Anne McNaughton is a comparative lawyer who researches at the intersection of international and comparative law. She was appointed as Director of the ANU Centre for European Studies (ANUCES) in March 2020 (having been its Deputy Director since 2015).
As a recipient of a DAAD scholarship, Anne completed her first LLM at the Eberhard-Karls University in Tübingen (Germany) in 1991, writing her thesis The incorporation of the territory of former East Germany into the European Union entirely in German. Following her return to Australia, Anne worked as a commercial lawyer while establishing the undergraduate course on European Union (EU) law at University of New South Wales (UNSW) and commencing her second LLM at the University of Technology Sydney (UTS), specialising in International Law.
Since becoming a full-time academic, Anne has been particularly interested in the complex issues associated with how global economic integration affects the local legal framework at various levels. Anne researches the concept of mutual recognition as developed in EU jurisprudence and its migration into international trade treaties and agreements. Building on this work, her current research examines the nature of legal transplants between new and emerging legal systems of international law. Anne has conducted this research as a member of an Australian Research Council Linkage Grant project that examined the changing nature of the trade and business relationship between Australia and the European Union. She has also been a member of several research projects funded through the European Union’s Jean Monnet activities programme and is currently a research lead in a Jean Monnet network and Centre of Excellence based at the ANU Centre for European Studies.
Anne has taught in Europe and China and has extensive experience teaching courses on the European Union at undergraduate and postgraduate levels. She also has experience teaching courses on comparative law, contract, commercial, international business and private law to law and non-law students, at the undergraduate and postgraduate levels at ANU, Sydney University, the University of New South Wales, Macquarie University, in Germany (Potsdam University) and China (Guangzhou University).
Appointments
Anne is Director of the ANU Centre for European Studies.
View more publications on the ANU Researchers website
View more publications on the ANU Researchers website
Link to ANU researchers profile
Research biography
Anne researches the concept of mutual recognition as developed in EU jurisprudence and its migration into international trade treaties and agreements. Building on this work, her current research examines the nature of legal transplants between new and emerging legal systems of international law. Anne has conducted this research as a member of an Australian Research Grant Linkage project that examined the changing nature of the trade and business relationship between Australia and the European Union. She has also been a member of several research projects funded through the European Union’s Jean Monnet activities programme and is currently a research lead in a Jean Monnet network and Centre of Excellence based at the ANU Centre for European Studies. Anne is a Fellow of the European Law Institute (ELI) and one of the coordinators of the Special Interest Group on Contract Tort and Property Law. She is a corresponding member of the Principles of European Insurance Contract Law (PEICL) and Principles of Reinsurance Contract Law (PRICL).

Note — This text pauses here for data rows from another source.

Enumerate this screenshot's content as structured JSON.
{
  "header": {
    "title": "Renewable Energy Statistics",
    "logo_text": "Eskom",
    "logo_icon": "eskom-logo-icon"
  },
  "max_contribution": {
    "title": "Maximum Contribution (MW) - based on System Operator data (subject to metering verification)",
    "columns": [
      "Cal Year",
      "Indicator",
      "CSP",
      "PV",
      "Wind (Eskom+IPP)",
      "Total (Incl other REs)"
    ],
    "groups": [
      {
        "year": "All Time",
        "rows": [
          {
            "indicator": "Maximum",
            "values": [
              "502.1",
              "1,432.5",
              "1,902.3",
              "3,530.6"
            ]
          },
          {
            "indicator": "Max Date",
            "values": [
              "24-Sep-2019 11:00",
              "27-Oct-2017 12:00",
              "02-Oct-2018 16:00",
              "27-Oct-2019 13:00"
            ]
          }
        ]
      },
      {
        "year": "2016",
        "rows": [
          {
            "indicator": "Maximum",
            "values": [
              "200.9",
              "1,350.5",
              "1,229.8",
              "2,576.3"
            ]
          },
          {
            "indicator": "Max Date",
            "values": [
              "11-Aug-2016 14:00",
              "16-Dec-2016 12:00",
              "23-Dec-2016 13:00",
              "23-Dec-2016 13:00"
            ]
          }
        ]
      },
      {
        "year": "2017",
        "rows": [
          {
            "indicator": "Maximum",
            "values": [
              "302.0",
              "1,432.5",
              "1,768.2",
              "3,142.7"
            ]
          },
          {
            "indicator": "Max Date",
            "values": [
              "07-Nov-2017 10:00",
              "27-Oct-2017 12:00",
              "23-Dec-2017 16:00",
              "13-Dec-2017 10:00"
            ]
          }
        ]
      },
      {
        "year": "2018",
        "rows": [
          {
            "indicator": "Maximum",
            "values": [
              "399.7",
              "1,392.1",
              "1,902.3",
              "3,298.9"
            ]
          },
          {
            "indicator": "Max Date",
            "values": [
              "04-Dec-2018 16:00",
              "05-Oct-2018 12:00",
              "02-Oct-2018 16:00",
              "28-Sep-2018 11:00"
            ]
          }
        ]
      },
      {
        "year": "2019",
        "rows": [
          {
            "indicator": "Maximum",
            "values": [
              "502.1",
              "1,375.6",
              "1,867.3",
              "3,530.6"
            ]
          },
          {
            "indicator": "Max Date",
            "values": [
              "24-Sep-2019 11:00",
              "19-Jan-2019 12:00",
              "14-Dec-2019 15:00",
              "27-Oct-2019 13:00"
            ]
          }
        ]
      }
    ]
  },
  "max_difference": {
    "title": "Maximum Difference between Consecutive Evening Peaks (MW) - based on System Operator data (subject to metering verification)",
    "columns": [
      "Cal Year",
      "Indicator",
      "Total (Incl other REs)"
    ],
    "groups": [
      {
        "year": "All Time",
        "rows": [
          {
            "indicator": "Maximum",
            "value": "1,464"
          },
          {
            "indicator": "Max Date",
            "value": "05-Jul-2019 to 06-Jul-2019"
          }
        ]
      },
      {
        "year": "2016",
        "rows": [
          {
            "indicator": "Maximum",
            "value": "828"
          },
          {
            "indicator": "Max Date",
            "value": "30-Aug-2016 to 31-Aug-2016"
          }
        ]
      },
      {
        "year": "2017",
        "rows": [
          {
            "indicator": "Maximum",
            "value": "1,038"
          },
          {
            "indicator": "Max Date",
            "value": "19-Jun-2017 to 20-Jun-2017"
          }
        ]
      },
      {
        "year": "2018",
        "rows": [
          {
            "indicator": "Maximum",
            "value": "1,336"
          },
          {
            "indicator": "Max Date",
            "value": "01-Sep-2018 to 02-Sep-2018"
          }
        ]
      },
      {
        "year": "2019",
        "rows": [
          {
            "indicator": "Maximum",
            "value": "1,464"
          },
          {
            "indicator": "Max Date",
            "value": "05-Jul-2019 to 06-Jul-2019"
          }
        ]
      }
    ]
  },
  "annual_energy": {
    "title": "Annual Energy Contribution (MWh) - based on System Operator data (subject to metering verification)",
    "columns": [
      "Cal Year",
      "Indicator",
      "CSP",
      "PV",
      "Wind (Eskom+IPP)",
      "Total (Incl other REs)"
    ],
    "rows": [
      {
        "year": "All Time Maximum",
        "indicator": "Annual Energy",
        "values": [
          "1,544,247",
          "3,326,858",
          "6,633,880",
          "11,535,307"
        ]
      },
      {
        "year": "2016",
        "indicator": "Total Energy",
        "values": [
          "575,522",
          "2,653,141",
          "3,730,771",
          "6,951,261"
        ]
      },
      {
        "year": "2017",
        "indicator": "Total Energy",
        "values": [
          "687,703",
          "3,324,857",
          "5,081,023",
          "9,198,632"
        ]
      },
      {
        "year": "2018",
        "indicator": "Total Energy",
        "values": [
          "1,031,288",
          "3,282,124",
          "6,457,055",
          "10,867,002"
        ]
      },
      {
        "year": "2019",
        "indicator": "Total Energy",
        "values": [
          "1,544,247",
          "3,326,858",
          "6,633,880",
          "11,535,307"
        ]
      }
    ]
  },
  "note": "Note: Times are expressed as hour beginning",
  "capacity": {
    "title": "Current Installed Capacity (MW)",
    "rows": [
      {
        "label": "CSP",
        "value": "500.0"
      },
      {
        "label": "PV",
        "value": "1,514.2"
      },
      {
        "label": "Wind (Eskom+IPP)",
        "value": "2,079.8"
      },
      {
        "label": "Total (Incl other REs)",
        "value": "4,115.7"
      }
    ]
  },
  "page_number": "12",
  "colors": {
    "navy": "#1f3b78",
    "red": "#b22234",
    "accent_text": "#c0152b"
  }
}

Anne’s research is directed to developing a more sophisticated and evidence-based understanding of the European Union in the broader Australian community and the wider Asia-Pacific region beyond the Common Agricultural Policy. She was an investigator on an interdisciplinary ARC Linkage Grant, ‘Australia and the European Union: A Study of a changing trade and business relationship’. Most recently Anne has been researching and publishing on the integration of services in the European Union.
Recent publications deal with the original concept of mutual evaluation, first developed by the European Commission in the 2006 Services Directive.
PhD supervision
Most recently, Anne has been a panel member for a PhD candidate writing on international investment law and the normative leverage of the EU in respect of investor-state dispute settlement (ISDS) reform (submission expected July 2020).
LLM Masters thesis supervision
Anne was an external supervisor for the University of South Pacific Law School, supervising a thesis on "A brief assessment of the potential impact of Economic Partnership Agreement (EPA) and PACER-Plus agreement on government revenue, employment and market access in selected Pacific Island Countries (PICs): (2010).